Empire’s Lingering Shadow: Irish-Language Performance and the Postcolonial City

Bio

Marianne Kennedy is a Senior Lecturer of Drama and Theatre Studies in University of Galway, and theatre director and producer. Alongside her academic work, Kennedy is theatre director and producer and the Creative Director of The O’Donoghue Centre for Drama, Theatre and Performance, as well as AD of the University of Galway's ‘Arts in Action’ programme, producing lunchtime performances on campus, across circus, theatre, music, film, literature dance and VR.  She is the founder of the Irish language theatre performance and research collective Giorria Theatre, and convenor of Ceangal | Cwlwm, a research and performance initiative between Scotland, Ireland and Wales.  She has served as CEO of Siamsa Tíre Theatre Arts Centre, and the National Folk Theatre of Ireland,  and also as Director of An Taibhdhearc, the National Theatre of the Irish language. She is a current board member of Galway Theatre Festival.

Abstract

Ireland’s Decade of Centenaries (2012–2023) offered state-sponsored commemorations of pivotal moments such as the struggle for independence, the civil war, and the partitioning of the island, often framing decolonization as a historical process neatly resolved with the foundation of the Irish Free State. This paper examines how contemporary Irish-language theatre, and specifically Minimal Human Contact (2021), Kneecap (2024), Cogadh na Saoirse (2021) and An Conradh (2022), engage in decolonial resistance, using language and indeed the performances themselves to critique the lingering imperial shadow while reimagining Ireland’s place within global power structures.  

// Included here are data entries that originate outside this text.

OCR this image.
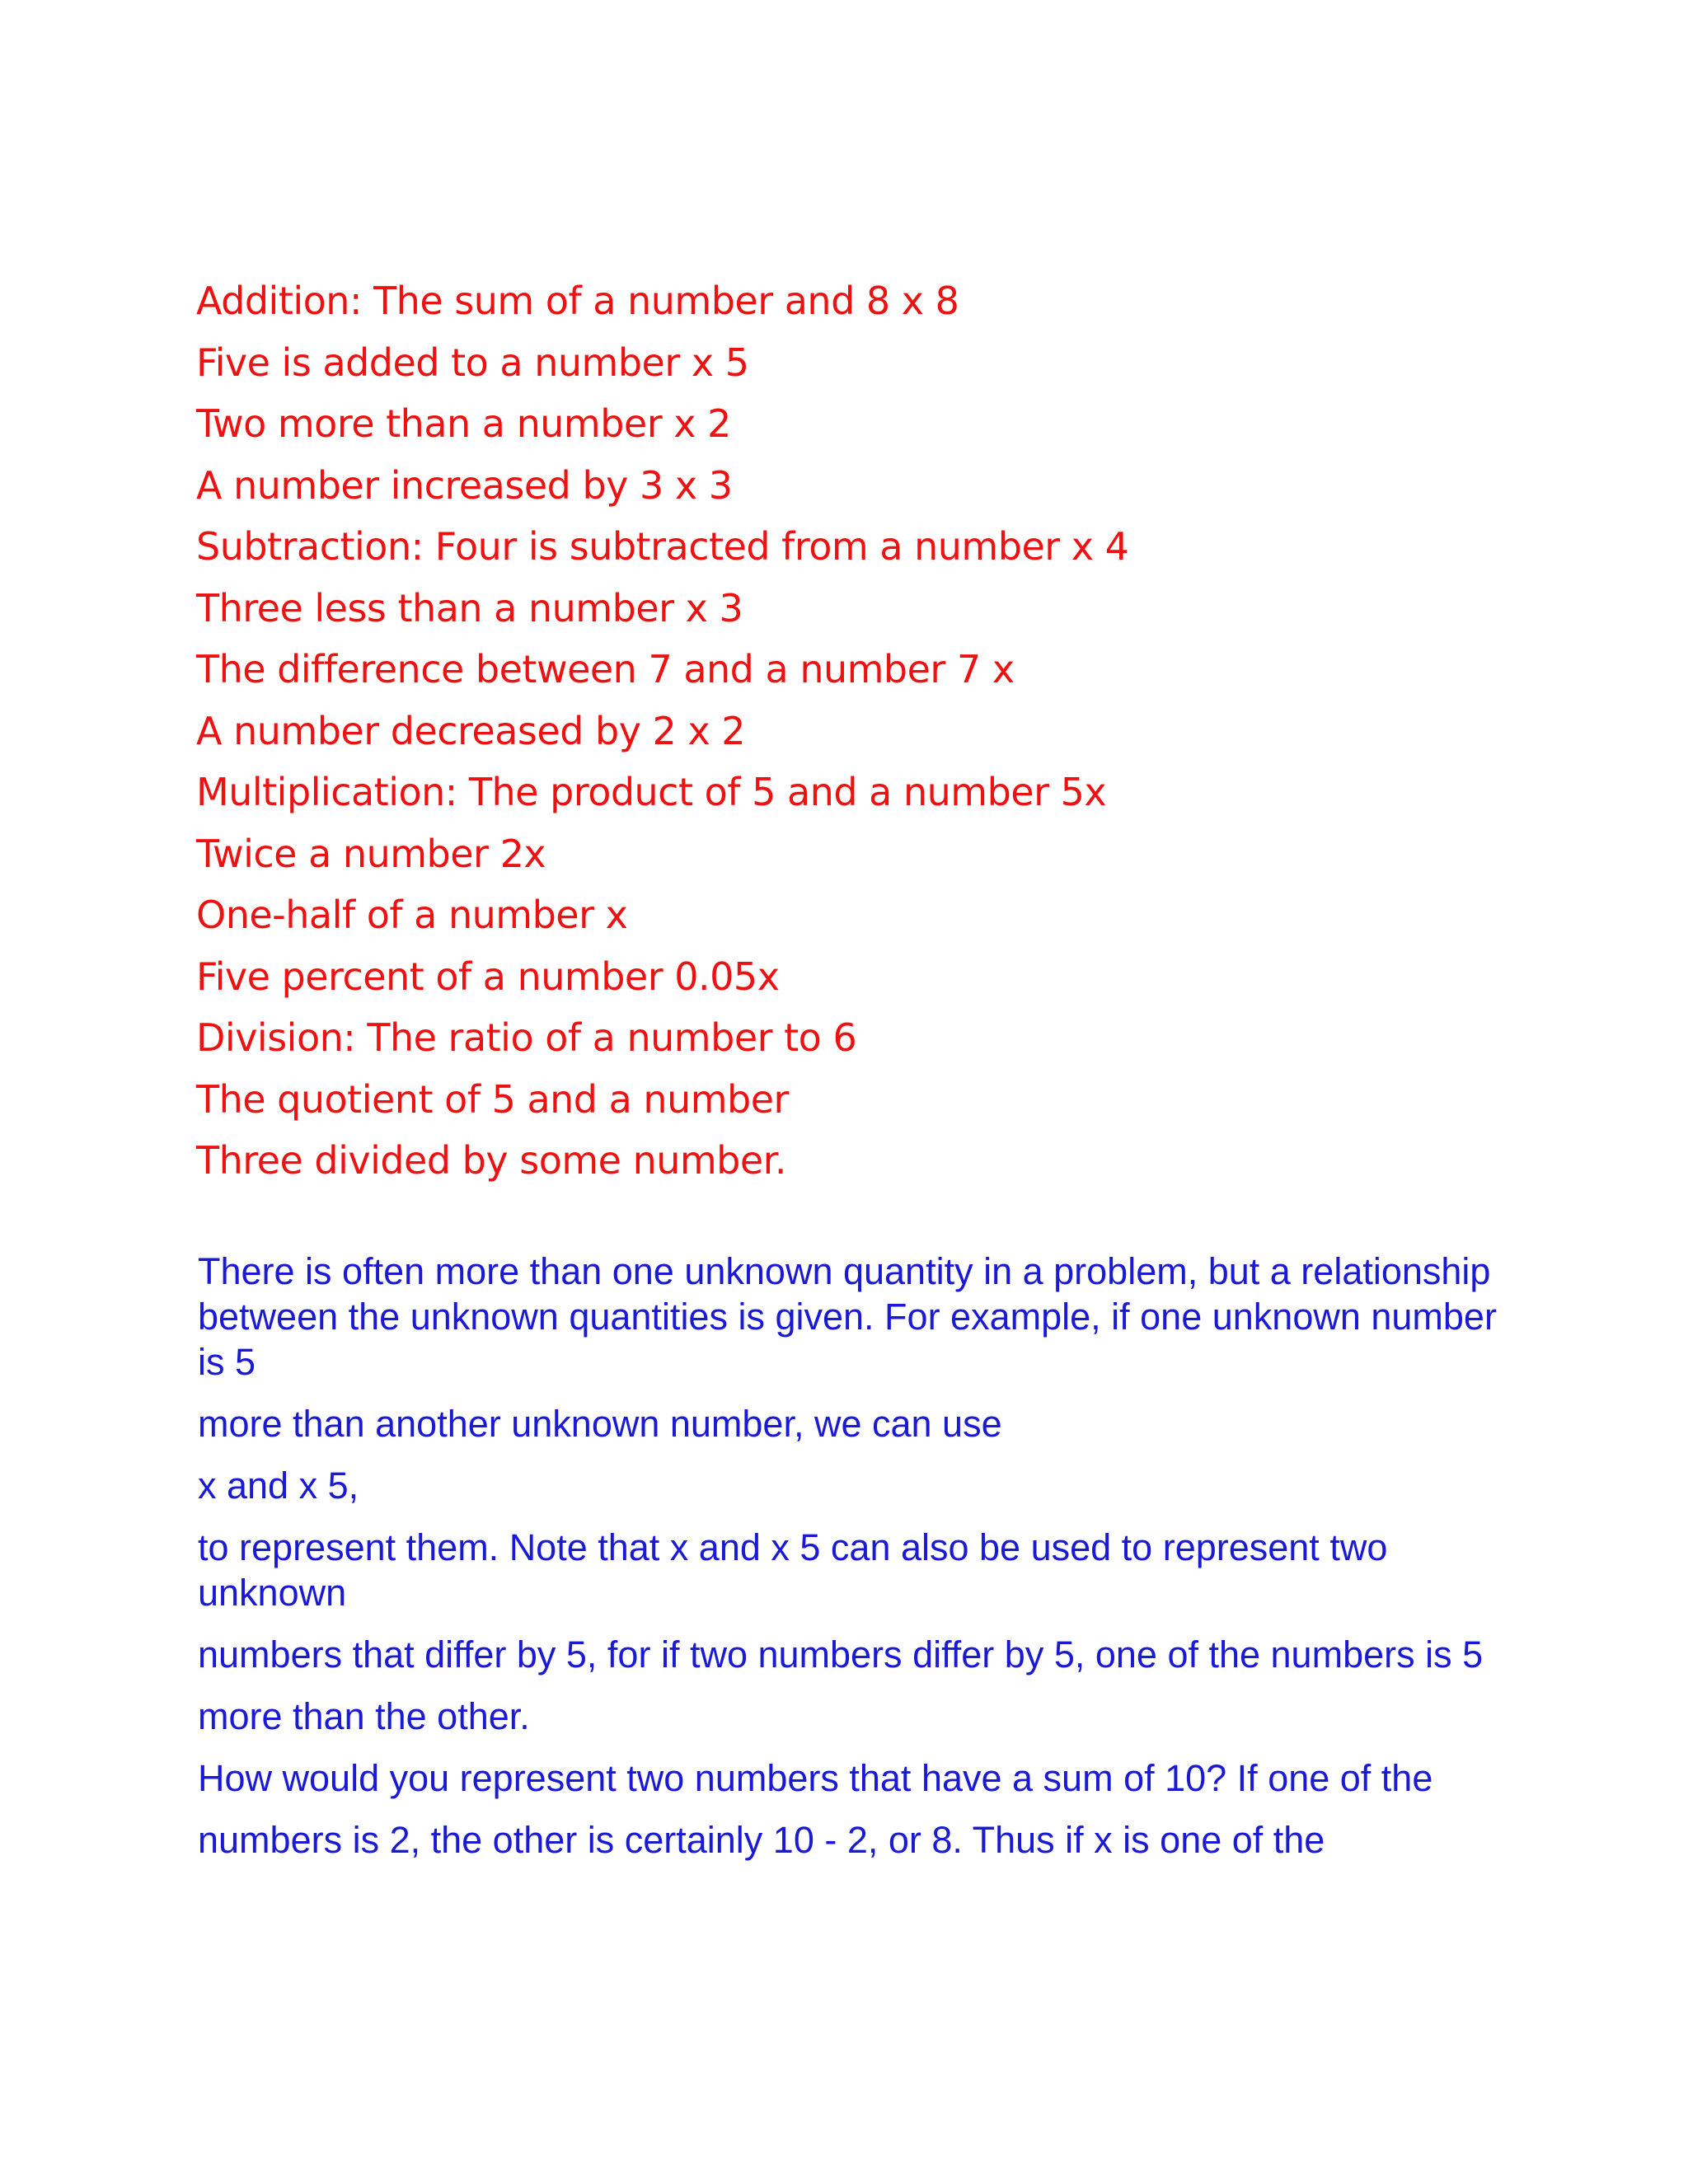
Addition: The sum of a number and 8 x 8
Five is added to a number x 5
Two more than a number x 2
A number increased by 3 x 3
Subtraction: Four is subtracted from a number x 4
Three less than a number x 3
The difference between 7 and a number 7 x
A number decreased by 2 x 2
Multiplication: The product of 5 and a number 5x
Twice a number 2x
One-half of a number x
Five percent of a number 0.05x
Division: The ratio of a number to 6
The quotient of 5 and a number
Three divided by some number.

There is often more than one unknown quantity in a problem, but a relationship between the unknown quantities is given. For example, if one unknown number is 5

more than another unknown number, we can use

x and x 5,

to represent them. Note that x and x 5 can also be used to represent two unknown

numbers that differ by 5, for if two numbers differ by 5, one of the numbers is 5

more than the other.

How would you represent two numbers that have a sum of 10? If one of the

numbers is 2, the other is certainly 10 - 2, or 8. Thus if x is one of the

Naoise Ó Cairealláin’s Minimal Human Contact (2021), interrogates themes of isolation, alienation, and dispossession in the context of Irish identity; the film Kneecap (2024), steeped in irreverence, further critiques respectability politics and language revival as tools of assimilation rather than resistance; and Cogadh na Saoirse (2021) and An Conradh (2022), offer subversive reimaginings of historical moments, revealing the tensions between local memory and globalized narratives of heritage.  All four productions, utilising Irish-language storytelling to challenge respectability politics and disrupt official performances of history tied to cultural commodification under state sponsored initiatives. These works are created and embedded in the urban landscapes of Galway and Belfast, and the gaeltacht areas adjacent to them, all spaces where the intersections of colonial legacies and contemporary global inequities are powerfully negotiated, thus reclaiming place-based identities and rejecting the erasure or dispossession of cultural and linguistic histories.

By situating these works within broader decolonial and cultural geographic frameworks, this paper argues that Irish-language theatre and film reject static national narratives, exposing the uneven power dynamics that persist under globalization. Instead, they envision decolonization as an active, ongoing project that reclaims cultural pride, critiques embedded structures of privilege, and reimagines Ireland’s postcolonial futures through language, place, and performance.

Works Cited:

Ahmed, Sara. “Melancholic Migrants.” The Promise of Happiness, Duke University Press, 2010, pp. 121–59.

Fíbín sa Taibhdhearc. Cogadh na Saoirse. Taibhdhearc na Gaillimhe, 2021.

Fíbín sa Taibhdhearc. An Conradh. Taibhdhearc na Gaillimhe, 2022.

Kneecap. Kneecap. Dir. Rich Peppiatt, Outburst Arts Festival, 2024.

Ó Cairealláin, Naoise. Minimal Human Contact. Cultúrlann McAdam Ó Fiaich, 2021.

Slobodian, Quinn. Globalists: The End of Empire and the Birth of Neoliberalism. Harvard University Press, 2018.